The EPM technique is indicated for:

  • Chronic tendinopathies (patellar tendon, Achille’s tendon, pubalgia, lateral/medial epicondylitis, rotator cuff, supraspinatus tendon...)
  • Bursitis (retrocalcaneal, deltoid bursitis, Achilles bursitis...)
  • Acute and chronic muscle injuries
  • Peripheral nerve entrapment syndromes
  • Joint impingements
  • Tenosynovitis (De Quervain's syndrome, tenosynovitis of tibialis posterior...)
  • Tibial Periostitis
  • Plantar fasciitis
  • Acute and chronic muscle rupture (fibrosis)
  • Myofascial trigger points
  • Ligament sprain (medial collateral ligament of the knee, talofibular anterior ligament of the ankle…)
  • Knee’s flexum (posterior joint capsule)
  • Carpal and tarsal tunnel syndrome
  • Anterolateral and posterior ankle impingement
  • Adherent and painful scars

The advantages of the technique are:

  • It is a precise and local treatment that, with the help of an ultrasound, is performed directly on the altered and/or degenerated tissue.
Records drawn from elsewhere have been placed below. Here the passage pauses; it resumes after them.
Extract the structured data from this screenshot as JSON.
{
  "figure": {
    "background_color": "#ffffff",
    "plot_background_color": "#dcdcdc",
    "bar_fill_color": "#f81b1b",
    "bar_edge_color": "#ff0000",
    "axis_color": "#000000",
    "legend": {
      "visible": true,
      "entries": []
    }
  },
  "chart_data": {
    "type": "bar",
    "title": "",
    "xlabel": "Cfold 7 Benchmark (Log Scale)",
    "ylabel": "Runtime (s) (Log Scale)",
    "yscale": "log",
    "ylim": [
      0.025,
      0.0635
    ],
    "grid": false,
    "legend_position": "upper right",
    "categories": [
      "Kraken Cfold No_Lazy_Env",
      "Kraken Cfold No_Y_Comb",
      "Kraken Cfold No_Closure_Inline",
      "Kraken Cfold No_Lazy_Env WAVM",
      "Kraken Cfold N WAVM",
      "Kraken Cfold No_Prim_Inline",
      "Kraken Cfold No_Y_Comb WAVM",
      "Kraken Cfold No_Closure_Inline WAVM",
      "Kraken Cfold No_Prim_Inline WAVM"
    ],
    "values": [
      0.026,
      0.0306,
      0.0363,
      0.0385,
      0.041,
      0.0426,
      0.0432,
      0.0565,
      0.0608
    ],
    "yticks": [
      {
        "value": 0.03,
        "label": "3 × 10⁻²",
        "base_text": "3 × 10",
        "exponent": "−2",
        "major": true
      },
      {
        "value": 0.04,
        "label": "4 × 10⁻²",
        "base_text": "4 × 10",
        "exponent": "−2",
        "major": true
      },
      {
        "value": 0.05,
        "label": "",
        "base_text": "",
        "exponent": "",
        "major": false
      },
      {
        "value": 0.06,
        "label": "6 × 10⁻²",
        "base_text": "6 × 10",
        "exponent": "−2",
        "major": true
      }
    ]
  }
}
The precision of this technique is also ensured through the use of Power Doppler and elastography.
  • When the rapier of connective tissue of a tendon or muscle is difficult, the EPM technique initiates a new process of collagen fiber proliferation, which in turn allows the repair process to resume in a physiological manner.
  • The structural changes and mechano-biological behavior of soft tissue are immediate and in real time.
  • The efficiency of EPM is high (about 70%) compared with both conventional physiotherapy (ultrasound, laser, Cyriax technique, diathermy therapy, shock waves, etc.) and other medical treatments (infiltrations or sometimes even surgery) in cases of neuro-musculoskeletal problems.
  • The frequency of relapse is low.

In more chronic cases, electrolysis can also be combined with other invasive physiotherapeutic techniques:

  • Neuromodulation (NMP_e)
  • Microcurrents
  • Bioregulation
  • Intramuscular modulation (IMS)
  • High-voltage currents


  • Belonephobia
  • Acute systemic infections with or without fever
  • Written permission for the invasive treatment is not granted by the patient
  • All cases of acute emergency
  • Osteosynthesis, prostheses, and implants (local contraindication)
  • Pace Makers
  • Heart disease where electric field charges could alter heart rhythm
  • Skin problems (local contraindication)
  • Thrombophlebitis
  • Tumors
  • Sensitivity disorders (relative contraindication)
  • Lymph edema or situation of removal of lymph nodes (local contraindication)
  • High risk of infection (relative contraindication)
  • Metabolic alterations (relative contraindication)
  • Fibromyalgia (relative contraindication)
  • Pregnancy (absolute contraindication in the first trimester and in the subsequent months relative to areas that could affect the fetus)
  • Children (parental permission required)
  • Contagious diseases (relative contraindication)
  • Allergies to the material used (relative contraindication, special measures required)
  • Epilepsy (relative contraindication)
  • Mucous membranes, eyes, genitals, nipples, and endocrine glands

Although it is a relatively new technique, there are already several studies showing its positive effect:

Studies conducted in Spain have shown that damaged tissue can potentially be treated through the EPM procedure rather than surgery. This implies that the affected tendon or area is able to heal without the need for invasive surgery.